Are we heading toward housing crisis 2.0?
That remains to be seen.
Two things are for certain. The is a massive housing bubble. And the Fed is holding the pin.
This article was written by Michael Maharrey and originally published by Schiff Gold.
The bubble in the housing market today is bigger than it was before 2008. And there is a bubble for the same reason. The central bank has held interest rates artificially low for nearly two years. On top of that, it stuck its big fat thumb on the mortgage market with its purchase of mortgage-backed securities. With those loans off their books, banks could lend more.
The result — skyrocketing home prices.
In the same way, quantitative easing creates artificial demand for Treasuries, thereby keeping rates low and facilitating more federal government borrowing and spending, it also keeps mortgage rates artificially low and juices the housing market.
As economist Alex Pollock put it in an article published by the Mises Wire earlier this year, the Fed “continues to be the price-setting marginal buyer or Big Bid in the mortgage market, expanding its mortgage portfolio with one hand, and printing money with the other.”
In 2006, the Fed owned zero mortgages. Today, The central bank holds about $2.6 trillion in mortgage-backed securities on its balance sheet. According to Pollock, about 24% of all outstanding residential mortgages in the US reside in the central bank. That makes the Fed, by far, the largest savings and loan institution in the world.
The result was entirely predictable.
According to Fed data, the average sales price of a home in the fourth quarter of 2021 was $477,900. That compares to $403,900 in Q4 2020 and $384,600 in the fourth quarter of 2019. In other words, the average sale price increased by $93,300 in just two years. That is by far the biggest increase ever recorded in a 24-month period.
Here’s a little more data to chew on.
The 12-month home sales price increases in the first three quarters of 2021 were all above 17%. That’s the biggest increase ever recorded over any three-quarter period since at least 1963. That’s the earliest data available.

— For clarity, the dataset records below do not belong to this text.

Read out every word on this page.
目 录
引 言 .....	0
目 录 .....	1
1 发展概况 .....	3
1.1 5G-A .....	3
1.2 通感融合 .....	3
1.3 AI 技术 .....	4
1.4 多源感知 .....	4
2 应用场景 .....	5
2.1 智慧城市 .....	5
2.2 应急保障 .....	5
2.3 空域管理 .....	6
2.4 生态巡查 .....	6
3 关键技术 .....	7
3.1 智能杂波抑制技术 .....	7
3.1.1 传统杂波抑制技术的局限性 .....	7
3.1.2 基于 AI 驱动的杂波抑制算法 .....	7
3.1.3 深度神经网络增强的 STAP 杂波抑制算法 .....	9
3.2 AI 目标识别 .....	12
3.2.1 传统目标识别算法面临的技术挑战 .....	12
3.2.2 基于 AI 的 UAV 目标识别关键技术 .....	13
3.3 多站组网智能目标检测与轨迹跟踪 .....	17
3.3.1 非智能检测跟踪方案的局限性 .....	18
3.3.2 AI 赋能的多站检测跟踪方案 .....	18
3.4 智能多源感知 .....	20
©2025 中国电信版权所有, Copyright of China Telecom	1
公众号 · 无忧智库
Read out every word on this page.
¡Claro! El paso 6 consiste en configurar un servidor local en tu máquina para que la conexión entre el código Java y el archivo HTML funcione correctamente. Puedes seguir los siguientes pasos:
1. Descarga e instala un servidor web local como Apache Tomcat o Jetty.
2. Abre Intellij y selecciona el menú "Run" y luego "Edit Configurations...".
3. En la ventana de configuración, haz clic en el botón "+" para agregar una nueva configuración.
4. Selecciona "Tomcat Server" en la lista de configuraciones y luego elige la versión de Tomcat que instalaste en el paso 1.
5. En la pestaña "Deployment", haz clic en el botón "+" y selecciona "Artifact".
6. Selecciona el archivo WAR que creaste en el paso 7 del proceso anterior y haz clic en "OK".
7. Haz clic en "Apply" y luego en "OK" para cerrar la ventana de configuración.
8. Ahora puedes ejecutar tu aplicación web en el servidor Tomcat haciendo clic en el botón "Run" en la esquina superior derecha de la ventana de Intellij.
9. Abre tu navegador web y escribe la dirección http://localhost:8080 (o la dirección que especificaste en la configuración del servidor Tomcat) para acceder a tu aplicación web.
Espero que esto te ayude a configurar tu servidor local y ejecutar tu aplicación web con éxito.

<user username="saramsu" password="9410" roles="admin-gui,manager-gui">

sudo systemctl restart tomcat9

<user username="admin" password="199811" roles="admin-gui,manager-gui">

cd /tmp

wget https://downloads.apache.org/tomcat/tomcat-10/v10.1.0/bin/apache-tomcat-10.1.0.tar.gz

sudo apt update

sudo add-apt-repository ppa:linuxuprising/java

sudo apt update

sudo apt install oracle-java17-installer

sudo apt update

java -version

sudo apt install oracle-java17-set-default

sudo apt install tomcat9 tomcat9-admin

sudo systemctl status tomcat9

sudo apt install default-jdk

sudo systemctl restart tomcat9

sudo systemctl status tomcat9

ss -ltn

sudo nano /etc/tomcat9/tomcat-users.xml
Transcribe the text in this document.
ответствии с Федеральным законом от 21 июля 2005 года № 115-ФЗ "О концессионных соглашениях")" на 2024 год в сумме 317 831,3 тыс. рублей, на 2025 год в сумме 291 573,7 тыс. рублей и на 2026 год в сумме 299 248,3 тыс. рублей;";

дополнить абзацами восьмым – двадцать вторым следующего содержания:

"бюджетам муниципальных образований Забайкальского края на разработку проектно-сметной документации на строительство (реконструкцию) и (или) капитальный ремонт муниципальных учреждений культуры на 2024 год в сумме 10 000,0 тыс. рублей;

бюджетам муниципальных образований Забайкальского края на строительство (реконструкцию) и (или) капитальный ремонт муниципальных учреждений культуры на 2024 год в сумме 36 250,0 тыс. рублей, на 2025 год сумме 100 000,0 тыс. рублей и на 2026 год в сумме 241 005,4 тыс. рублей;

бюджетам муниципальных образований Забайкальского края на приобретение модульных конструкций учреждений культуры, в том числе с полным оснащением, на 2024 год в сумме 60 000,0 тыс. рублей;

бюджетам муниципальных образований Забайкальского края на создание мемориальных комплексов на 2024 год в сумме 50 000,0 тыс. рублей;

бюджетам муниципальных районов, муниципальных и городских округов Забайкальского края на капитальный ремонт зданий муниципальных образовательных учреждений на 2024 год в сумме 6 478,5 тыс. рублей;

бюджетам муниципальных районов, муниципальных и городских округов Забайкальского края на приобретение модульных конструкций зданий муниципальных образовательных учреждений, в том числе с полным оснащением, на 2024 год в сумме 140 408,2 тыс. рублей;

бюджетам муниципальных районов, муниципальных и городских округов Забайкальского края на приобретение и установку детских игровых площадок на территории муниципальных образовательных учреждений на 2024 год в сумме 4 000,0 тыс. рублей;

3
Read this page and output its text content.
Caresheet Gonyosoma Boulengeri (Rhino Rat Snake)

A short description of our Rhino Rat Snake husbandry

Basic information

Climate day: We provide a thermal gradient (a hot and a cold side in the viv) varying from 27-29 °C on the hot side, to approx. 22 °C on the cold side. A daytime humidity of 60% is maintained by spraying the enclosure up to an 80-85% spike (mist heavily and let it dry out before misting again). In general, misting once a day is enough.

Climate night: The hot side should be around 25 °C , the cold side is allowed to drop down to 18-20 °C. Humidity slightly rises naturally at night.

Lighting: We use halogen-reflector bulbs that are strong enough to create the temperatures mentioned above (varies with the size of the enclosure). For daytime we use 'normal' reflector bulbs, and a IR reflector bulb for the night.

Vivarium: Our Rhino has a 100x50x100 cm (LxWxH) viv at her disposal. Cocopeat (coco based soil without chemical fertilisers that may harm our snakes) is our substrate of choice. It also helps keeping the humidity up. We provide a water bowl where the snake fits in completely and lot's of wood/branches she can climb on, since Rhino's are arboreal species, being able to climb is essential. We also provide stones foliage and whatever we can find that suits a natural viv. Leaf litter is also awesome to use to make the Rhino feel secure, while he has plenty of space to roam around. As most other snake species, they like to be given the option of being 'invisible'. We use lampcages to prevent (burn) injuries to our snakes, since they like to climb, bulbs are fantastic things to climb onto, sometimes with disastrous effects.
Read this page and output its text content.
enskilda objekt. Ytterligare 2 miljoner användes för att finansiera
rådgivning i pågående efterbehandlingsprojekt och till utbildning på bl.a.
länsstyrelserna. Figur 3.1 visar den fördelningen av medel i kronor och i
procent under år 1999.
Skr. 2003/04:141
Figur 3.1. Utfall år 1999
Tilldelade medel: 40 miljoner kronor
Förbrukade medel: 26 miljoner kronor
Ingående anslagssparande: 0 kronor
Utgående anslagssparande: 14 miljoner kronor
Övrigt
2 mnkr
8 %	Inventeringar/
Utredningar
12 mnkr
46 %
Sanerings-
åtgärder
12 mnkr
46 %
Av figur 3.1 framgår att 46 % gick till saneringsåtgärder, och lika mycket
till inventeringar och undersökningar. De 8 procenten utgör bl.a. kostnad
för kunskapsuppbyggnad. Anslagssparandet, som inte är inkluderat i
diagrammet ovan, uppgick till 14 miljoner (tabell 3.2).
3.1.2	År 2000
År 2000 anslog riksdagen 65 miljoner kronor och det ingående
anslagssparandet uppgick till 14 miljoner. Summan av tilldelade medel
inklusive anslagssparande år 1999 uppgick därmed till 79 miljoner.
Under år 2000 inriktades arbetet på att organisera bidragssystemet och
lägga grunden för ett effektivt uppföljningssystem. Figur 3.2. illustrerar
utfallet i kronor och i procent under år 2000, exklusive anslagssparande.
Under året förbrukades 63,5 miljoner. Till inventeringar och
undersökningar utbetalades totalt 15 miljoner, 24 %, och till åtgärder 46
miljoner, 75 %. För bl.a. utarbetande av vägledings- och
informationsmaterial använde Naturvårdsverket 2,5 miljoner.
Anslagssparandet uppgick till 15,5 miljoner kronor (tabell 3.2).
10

Justin Haskins summed up the situation in an article published by The Federalist.
Put simply, Americans have literally never seen housing prices skyrocket like they are now for this long of a period. And every time they have approached the numbers we are seeing today in the past — in the 1970s, late-1980s, and early to mid-2000s — there was a massive real estate or stock market crash that soon followed (or both). There appear to be no exceptions, other than a few rare cases where housing prices increased quickly immediately after a crash had occurred.”
So, we have a massive housing bubble — even bigger than the one that popped in 2007 and led to the 2008 financial crisis.
And what always happens to bubbles?
And the Fed has the pin in its hand. It’s about to raise interest rates. Mortgage rates will go up right along with them. And it’s already tapering its purchase of mortgage-backed securities.
Haskins provides a comparison between the runup to 2008 and today.
The bubble that developed from 2002 to 2007 peaked at around a 47 percent price increase, before plummeting by 20 percent from 2007 to the first quarter of 2009. If we see a similar pattern emerge for the bubble that has been developing since roughly 2012, then we could see housing prices drop by 30 to 40 percent over a two-year period. Whatever the final numbers end up being, the evidence is clear: based on data reported over the past six decades, America appears to be on the verge of an epic real estate crash.”
That’s not to say it will precipitate another 2008-style crisis. The dynamics in the subprime market are different this time around. But a collapsing housing market will ripple through the economy and it’s hard to say exactly how it will play out.
Regardless, this is a big problem for the Fed. We have been saying that the Fed can’t do what it’s saying it will do to fight inflation, and this is yet another reason. If it follows through with rate hikes, and if it stops buying mortgage-backed securities and then starts selling them into the market, mortgage rates are going to skyrocket. Unaffordable homes will become more unaffordable.
The housing bubble will pop.
It may not take much of a pinprick to pop the bubble. Even the 1 or 2% rate hike the Fed is talking about could do the trick.